Idziemy zwiedzać miasto – początek to aferka , o to że Pola chciała siedzieć na ladzie przy przechowalni bagażu. Potem ulicą Ferdynanda w stronę starówki na cyplu. Tu najpierw na placu Owidiusza oglądanie jego pomnika / autor ars amandi tu umarł na wygnaniu ok. 2000 lat temu / , kilku zabytkowych kamieniczek , pozostałości po rzymskim placu i gmach muzeum archeologicznego , potem na Wielki Meczet. Wjazd 4 leje obejmuje zwiedzanie wnętrza oraz wspinaczkę po 140 stopniach na minaret. Z minaretu widok na starówkę i morze. Potem do końca cypla obejrzeć latarnię genueńską stojącą obok reprezentacyjnego budynku kasyna tuż obok portu i pomnika Saligny , czyli jego twórcy.

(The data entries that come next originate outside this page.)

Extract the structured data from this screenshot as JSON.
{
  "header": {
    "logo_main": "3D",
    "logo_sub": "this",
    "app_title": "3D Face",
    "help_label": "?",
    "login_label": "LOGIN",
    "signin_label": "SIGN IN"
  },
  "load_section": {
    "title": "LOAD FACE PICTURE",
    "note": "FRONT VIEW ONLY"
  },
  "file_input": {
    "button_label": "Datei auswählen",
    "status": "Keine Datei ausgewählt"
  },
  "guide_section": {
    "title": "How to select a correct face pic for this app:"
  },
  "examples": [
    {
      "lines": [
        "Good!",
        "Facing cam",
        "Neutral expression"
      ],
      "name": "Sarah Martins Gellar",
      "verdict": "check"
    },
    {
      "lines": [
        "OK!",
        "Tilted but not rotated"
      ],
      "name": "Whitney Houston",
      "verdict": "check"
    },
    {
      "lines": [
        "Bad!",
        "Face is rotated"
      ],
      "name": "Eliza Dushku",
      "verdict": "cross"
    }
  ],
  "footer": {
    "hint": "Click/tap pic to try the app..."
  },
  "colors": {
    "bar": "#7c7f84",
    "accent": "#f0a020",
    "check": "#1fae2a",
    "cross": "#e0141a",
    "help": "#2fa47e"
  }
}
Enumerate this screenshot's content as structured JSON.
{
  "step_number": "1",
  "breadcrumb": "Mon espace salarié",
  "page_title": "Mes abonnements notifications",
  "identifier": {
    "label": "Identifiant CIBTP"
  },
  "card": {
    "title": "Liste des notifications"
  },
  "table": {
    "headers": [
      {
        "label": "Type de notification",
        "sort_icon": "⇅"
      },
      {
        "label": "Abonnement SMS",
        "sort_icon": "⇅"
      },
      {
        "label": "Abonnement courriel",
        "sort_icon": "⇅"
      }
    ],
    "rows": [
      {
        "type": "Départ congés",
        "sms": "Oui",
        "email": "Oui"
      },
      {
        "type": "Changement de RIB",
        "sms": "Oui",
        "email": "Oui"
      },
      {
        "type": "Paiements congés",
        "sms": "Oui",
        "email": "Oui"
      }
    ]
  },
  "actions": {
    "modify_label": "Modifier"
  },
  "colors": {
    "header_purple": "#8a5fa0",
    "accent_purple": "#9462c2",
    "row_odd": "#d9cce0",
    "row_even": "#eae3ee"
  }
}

Potem jeszcze widok na 3 kościoły: katolicki , prawosławny i ormiański i do knajpy Pelikan na wyżerę. Rzadko kiedy rekomenduję miejsca do jedzenia , ale Pelikana mogę. Porcje giganty , smaczne , ładnie i szybko podane , ceny przyjemne , wystrój właściwy. I tak: kupiliśmy 2 zupy: wołową i kurczakową obydwie oczywiście z kartoflami i zabielone śmietaną + po papryczce chili do każdej ; frytki , carbonarę , sałatkę grecką , kawę frappę i piwo – całość 60 lei , z czego sałatka na wynos , bo już zjeść jej nie daliśmy rady.
Jak coś chwalę to i coś zganię. Przewodnik Bezdroży po Rumunii i Mołdawii jest beznadziejny. Nic w nim nie ma ciekawego i do niczego nam się nie przydał. Kompletne bzdury te studenty tam wypisują. Wodolejstwo na maxa , zero konkretów. Jedyne co ciekawe to opisy tras górskich , widać studenty po górach chodzili , a resztę skąś tam spisali…
Po jedzeniu w Pelikanie przez park przy rynku , pomnik zwycięstwa , bubu , McDonald na deptaku Stefan cal Mare – czyli Stefan Wielki , tu Pola się bawiła z lokalsem , a ja bezskutecznie próbowałem się wbić w net. Z buta do dworca i w pociąg.
Mamy miejscówki – to duży sukces. W naszym przedziale pełno. Wagony nówki z 2009 r. produkcja węgierska z klimą i tak pół na pół przedziały i siedzenia lotnicze , klima , welur zamiast skai )) , ale bagaży nie ma gdzie położyć po sufit podwieszany i plecak na półce się nie mieści , klima jest pod oknem więc ci co tam siedzą mają nawiew wprost na łydki , okno się nie otwiera , klima nie ma regulacji temperatury , firanki wiszą na jednej żabce , w WC nie ma drzwi i nie działa spłuczka , okna mają szyby zespolone , ale się rozszczelniły i nic przez nie nie widać , drzwi otwierają się automatycznie , ale tylko do połowy , wkoło smród i syf a wagon ma tylko 2 lata……. Teraz już kapuje o co chodzi pociąg typu rapid jest rapid nie ze względu na prędkość , tylko na komfort jazdy…. W acceleratorach jest skaja , brak klimy , firanek , wody w wc , drzwi , sufitu podwieszanego itp. Natomiast w najtańszych typu persona brak rezerwacji…. Co skutkuje tym , że pasażerów wchodzi tylu ilu się zmieści , a mieści się sporo… Tak czy siak zajmujemy miejsca , próbujemy uśpić Polę , ale w pełnym przedziale nie jest to łatwe. Na szczęście jeden z pasażerów nas opuszcza , więc jest prościej. Pola śpi , my dopijamy zakupy z samolotu i do 4 nad ranem jakoś czas leci. O 4 w Sinaia wysiadają 2 panie i 4 bagaże robi się luźniej – można wyciągnąć nogi i wprowadzić do środka wózek – rozstawiamy go między siedzeniami , kładziemy tam Polę i jakoś do 8 dociągamy. O 9 w Medias wysiada reszta pasażerów z przedziału – hurra przedział nasz , można spać , ale jakoś tak się nie chce… Usypiamy dopiero o 10 i śpimy do 14. W międzyczasie mijamy wioski transylwańskie , piękne klimaty karpackie , ale jakoś sen nas morzy.